Masyarakat setempat mengungkapkan bahwa aktivitas penambangan galian C yang diduga belum mengantongi izin resmi ini masih terus beroperasi di beberapa titik di wilayah Kecamatan Bontonompo.
​Di kawasan Giring-Giring saja, tercatat ada sekitar sembilan unit alat berat jenis ekskavator yang dioperasikan oleh tiga pelaku usaha tambang berbeda. Aktivitas pengerukan yang telah berlangsung cukup lama ini bahkan telah membentuk lubang-lubang galian dengan kedalaman mencapai sekitar lima meter.
​”Wilayah Giring-Giring dulunya merupakan lahan pertanian yang subur, namun kini sebagian telah berubah menjadi hamparan lokasi tambang galian C,” ujar salah seorang warga setempat yang meminta identitasnya dirahasiakan demi keamanan.
Warga menilai kondisi tersebut tidak hanya berpotensi merusak bentang alam secara permanen, tetapi juga mengancam produktivitas lahan pertanian di sekitarnya. Selain itu, masyarakat turut mempertanyakan kontribusi nyata dari aktivitas tambang tersebut terhadap Pendapatan Asli Daerah (PAD), mengingat status legalitas dan perizinannya masih dipertanyakan.

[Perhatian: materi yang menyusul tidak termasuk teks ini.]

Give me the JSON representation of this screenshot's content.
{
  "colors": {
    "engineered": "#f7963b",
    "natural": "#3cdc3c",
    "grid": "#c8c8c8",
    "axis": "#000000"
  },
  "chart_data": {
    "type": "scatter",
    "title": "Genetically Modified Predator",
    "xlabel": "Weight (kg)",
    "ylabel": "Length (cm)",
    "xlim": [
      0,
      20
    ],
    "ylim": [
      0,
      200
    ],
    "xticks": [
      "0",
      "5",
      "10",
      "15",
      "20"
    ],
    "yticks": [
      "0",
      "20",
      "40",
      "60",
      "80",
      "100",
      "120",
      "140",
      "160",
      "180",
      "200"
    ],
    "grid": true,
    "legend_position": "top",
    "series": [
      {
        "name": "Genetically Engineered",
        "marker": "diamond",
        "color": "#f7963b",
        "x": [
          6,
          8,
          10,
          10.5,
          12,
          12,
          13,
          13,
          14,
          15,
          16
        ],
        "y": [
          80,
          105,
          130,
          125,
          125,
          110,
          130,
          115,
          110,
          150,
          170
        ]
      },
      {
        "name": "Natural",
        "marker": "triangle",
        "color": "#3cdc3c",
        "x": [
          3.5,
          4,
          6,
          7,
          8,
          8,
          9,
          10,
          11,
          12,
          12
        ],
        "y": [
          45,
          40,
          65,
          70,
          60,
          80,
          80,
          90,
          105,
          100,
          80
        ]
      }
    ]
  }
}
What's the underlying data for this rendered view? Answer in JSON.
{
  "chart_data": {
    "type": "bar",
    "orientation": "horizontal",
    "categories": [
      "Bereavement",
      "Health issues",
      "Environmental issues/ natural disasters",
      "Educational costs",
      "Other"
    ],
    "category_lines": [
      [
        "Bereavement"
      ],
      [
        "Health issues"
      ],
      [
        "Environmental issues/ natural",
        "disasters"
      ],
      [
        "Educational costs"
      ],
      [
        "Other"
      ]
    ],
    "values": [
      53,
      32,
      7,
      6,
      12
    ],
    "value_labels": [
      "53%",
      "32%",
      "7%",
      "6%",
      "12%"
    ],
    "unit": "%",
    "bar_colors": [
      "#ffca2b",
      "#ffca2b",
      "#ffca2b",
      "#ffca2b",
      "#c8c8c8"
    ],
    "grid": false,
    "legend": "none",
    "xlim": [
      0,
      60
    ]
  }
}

Menanggapi situasi ini, masyarakat mendesak Pemerintah Kabupaten Gowa bersama aparat penegak hukum (APH) dan instansi terkait untuk segera turun tangan melakukan inspeksi mendadak (sidak) guna memeriksa legalitas seluruh aktivitas tambang di wilayah tersebut.
​Hingga berita ini diturunkan, pihak pengelola tambang maupun instansi pemerintah terkait belum memberikan keterangan resmi mengenai status perizinan, analisis mengenai dampak lingkungan (amdal), serta bentuk pengawasan terhadap aktivitas penambangan di Kelurahan Kalaserena.
Warga berharap apabila ditemukan adanya pelanggaran hukum, baik terkait izin usaha pertambangan maupun ketentuan perlindungan lingkungan hidup, pihak berwenang dapat segera mengambil tindakan tegas sesuai dengan peraturan perundang-undangan yang berlaku.